Sur Playstation Vita, P4 en ressort légèrement plus fin que sa version PS2, avec un aliasing moins prononcé, des couleurs un peu plus piquantes avec de très très courts temps de chargement. Les cinématiques japanim' sont de la partie, fluides, en haute résolution. Même si techniquement, on reste dans de la technique PS2, donc avec des animations un peu rigides, des couloirs prédéfinis, avec une ville assez petite, l'ensemble est suffisamment décliné (au fil des saisons) avec des décors à thème dans les donjons pour y trouver une bonne qualité visuelle, non redondante et ne gâche pas les yeux. De plus avec ce rythme suivant le calendrier, jour par jour, l'ensemble convient très bien au jeu portable que l'on peut mettre en veille à tout moment et ressortir n'importe où. Même si un jeu aussi long (60H minimum, incluant la vraie fin) demandera bien plus que quelques sessions portables dans le train... Le portage Vita offre aussi un nouveau personnage, celui de Marie, amnésique et vivant dans la Velvet Room qu'il faudra aider à retrouver la mémoire. Ainsi que la possibilité d'inviter des joueurs dans sa partie pour avoir un coup de main. Une idée d'entre-aide sympathique bien que largement dispensable. Le tactile ne sert ici à rien et nous avons une transposition parfaite de la version PS2 avec un léger glaçage en bonus. Inutile de vous préciser que le rachat du jeu est dispensable.

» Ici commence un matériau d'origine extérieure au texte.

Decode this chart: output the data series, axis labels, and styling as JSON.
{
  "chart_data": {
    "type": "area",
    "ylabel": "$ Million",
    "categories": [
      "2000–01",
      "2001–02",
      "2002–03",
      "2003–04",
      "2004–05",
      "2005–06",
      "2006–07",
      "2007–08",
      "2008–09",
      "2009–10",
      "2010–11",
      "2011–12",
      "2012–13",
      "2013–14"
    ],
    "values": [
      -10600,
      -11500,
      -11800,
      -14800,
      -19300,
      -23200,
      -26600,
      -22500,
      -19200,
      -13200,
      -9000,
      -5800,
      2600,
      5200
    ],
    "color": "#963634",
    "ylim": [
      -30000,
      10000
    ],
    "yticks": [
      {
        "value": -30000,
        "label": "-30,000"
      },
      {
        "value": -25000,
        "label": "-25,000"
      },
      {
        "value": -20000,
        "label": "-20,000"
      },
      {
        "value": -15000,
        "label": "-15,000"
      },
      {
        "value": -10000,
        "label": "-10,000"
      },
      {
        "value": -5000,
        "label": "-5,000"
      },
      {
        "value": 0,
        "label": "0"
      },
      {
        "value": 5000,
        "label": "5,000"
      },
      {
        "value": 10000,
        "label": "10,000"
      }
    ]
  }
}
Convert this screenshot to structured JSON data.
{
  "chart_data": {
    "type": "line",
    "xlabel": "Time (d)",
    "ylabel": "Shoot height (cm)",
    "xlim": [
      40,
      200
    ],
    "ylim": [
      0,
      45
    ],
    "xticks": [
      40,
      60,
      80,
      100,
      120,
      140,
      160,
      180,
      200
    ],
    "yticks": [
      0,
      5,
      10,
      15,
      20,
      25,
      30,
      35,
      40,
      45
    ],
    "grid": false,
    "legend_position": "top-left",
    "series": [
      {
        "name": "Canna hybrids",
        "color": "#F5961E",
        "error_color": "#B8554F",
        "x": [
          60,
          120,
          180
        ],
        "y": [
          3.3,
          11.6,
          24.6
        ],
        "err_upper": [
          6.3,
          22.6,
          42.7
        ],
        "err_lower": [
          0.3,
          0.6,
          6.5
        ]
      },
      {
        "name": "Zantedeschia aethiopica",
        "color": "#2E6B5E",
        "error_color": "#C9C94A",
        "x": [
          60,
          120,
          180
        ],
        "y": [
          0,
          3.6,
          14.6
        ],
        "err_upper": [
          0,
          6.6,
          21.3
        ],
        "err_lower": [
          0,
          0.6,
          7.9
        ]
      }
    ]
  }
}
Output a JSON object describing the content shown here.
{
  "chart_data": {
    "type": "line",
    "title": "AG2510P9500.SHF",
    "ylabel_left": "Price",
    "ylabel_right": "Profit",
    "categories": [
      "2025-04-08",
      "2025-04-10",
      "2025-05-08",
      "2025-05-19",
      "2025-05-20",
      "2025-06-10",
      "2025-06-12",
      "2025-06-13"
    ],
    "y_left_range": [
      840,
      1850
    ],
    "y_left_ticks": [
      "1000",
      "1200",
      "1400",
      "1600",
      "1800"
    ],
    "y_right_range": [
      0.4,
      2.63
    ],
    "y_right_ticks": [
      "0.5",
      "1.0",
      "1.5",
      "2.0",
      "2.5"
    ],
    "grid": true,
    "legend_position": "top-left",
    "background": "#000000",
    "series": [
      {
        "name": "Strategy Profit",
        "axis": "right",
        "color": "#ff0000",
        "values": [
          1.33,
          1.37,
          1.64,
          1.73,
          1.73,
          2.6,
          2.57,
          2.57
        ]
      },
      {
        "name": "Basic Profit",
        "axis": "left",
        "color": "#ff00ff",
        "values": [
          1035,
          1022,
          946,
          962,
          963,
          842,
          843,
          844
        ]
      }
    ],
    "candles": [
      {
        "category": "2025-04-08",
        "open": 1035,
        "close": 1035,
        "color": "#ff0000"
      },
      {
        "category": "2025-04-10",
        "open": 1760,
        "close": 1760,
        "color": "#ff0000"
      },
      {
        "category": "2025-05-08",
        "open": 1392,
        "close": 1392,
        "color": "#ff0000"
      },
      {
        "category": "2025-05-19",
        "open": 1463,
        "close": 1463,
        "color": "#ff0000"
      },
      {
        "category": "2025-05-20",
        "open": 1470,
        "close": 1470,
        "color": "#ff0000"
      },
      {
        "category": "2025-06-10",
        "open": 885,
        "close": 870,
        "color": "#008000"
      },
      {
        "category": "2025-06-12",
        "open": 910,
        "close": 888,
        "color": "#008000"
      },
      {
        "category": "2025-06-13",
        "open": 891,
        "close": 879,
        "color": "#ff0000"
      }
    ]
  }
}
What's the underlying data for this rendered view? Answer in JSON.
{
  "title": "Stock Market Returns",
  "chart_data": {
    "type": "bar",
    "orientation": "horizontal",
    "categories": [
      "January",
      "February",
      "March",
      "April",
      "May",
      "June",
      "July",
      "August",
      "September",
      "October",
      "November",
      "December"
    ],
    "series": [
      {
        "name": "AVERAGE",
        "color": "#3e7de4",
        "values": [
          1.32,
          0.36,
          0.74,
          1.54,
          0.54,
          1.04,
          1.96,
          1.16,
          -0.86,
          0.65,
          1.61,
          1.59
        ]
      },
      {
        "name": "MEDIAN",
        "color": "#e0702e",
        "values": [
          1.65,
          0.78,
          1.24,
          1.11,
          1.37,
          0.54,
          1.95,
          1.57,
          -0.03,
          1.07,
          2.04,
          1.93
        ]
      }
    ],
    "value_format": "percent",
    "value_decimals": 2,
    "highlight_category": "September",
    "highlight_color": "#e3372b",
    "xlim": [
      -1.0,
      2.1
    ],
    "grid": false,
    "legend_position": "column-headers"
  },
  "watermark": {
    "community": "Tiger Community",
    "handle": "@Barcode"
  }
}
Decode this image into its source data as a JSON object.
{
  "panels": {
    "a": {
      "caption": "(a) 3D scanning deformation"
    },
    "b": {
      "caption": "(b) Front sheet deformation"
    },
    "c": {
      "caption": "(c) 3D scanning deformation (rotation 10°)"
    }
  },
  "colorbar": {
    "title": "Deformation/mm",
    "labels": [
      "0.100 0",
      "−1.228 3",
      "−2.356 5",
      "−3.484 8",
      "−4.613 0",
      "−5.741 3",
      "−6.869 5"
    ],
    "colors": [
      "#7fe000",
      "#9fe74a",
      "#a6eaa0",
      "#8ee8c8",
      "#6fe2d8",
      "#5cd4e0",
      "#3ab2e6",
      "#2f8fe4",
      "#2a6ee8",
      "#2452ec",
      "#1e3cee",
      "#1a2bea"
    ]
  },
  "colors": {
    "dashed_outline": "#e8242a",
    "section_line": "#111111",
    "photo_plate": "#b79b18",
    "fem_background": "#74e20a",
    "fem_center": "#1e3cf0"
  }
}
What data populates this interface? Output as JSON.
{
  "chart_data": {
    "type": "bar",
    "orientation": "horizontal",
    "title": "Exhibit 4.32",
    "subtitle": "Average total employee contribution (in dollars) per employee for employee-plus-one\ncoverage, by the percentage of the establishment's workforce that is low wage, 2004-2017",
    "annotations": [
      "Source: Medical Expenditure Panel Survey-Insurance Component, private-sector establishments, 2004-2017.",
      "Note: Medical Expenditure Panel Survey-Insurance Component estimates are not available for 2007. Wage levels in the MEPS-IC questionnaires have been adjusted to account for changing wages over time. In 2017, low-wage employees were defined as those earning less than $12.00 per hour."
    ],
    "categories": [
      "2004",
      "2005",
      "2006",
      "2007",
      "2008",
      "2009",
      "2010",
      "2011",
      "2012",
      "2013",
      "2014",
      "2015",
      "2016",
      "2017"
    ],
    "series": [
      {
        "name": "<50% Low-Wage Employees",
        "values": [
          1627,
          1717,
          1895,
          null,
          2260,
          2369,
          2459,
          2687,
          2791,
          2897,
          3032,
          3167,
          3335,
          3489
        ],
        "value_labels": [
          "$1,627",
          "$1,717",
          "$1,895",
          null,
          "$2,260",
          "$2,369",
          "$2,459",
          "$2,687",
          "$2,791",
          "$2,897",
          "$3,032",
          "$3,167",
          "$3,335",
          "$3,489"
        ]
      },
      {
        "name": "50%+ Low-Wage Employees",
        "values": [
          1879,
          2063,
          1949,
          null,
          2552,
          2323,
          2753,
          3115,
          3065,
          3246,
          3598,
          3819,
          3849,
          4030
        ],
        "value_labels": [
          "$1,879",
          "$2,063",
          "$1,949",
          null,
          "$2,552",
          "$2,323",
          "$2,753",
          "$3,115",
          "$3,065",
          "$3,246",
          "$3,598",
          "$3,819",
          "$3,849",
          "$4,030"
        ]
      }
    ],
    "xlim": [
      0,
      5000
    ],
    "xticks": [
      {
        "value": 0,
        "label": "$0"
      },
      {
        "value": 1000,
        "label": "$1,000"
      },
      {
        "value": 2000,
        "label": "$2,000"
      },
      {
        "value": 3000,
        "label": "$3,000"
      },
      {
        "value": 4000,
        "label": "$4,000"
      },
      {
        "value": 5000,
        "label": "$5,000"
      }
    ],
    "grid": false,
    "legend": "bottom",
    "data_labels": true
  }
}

Ce que l'on retient de Persona 4 est sa jovialité. Étonnant pour un jeu sur une enquête de serial-killer mêlé à un monde démoniaque et psychologiquement dérangé mais pas tant que cela si l'on reprend des thématiques de l'adolescent, mêlés aux canons des shônen/shôjo habituels, le tout saupoudré de couleurs éclatantes. L'ambiance de départ a beau être glauque, la fascinante quête à révéler les états d'âme de tous les personnages prend la tournure d'une aventure humaine très rafraichissante. Jamais niais malgré des éléments flirtant dangereusement dans la zone (la nana timide, le gros dur au cœur tendre, les questions existentielles clichées, etc), P4 a cette faculté de bien doser ses humeurs : parfois triste, parfois lugubre, il est vite contré par l'humour graveleux de Teddy, un nounours french-lover. D'une ambiance maussade, il passe à la joie en fonction des dialogues que vous choisissez pour remonter le morale des équipiers. Le héros, et par extension, le joueur souffre finalement du complexe du messie et ça fait un bien fou. Tel un Jésus virtuel vous répandez la joie et la bonne humeur chez vos camarades. Et jamais, ou alors très rare, on a connu une telle relation avec ses partenaires de RPG japonais, se contenant souvent de suivre le script par les cut-scenes passives. En fait, on ressent une sensation similaire de sympathie pour son équipe comme dans Mass Effect... Une culture et une génération les sépare mais Persona 4, grâce à son excellent travail d'écriture (intégralement doublé en anglais, d'une qualité que l'on qualifierait d'enthousiaste mais pas trop personnelle) et de ce level-design poussant le dialogue à devenir un élément-clé de gameplay, offre au joueur une vive expérience émotionnelle. Pas novateur dans ses mécaniques de combats RPG mais très juste dans sa cohérence et son application.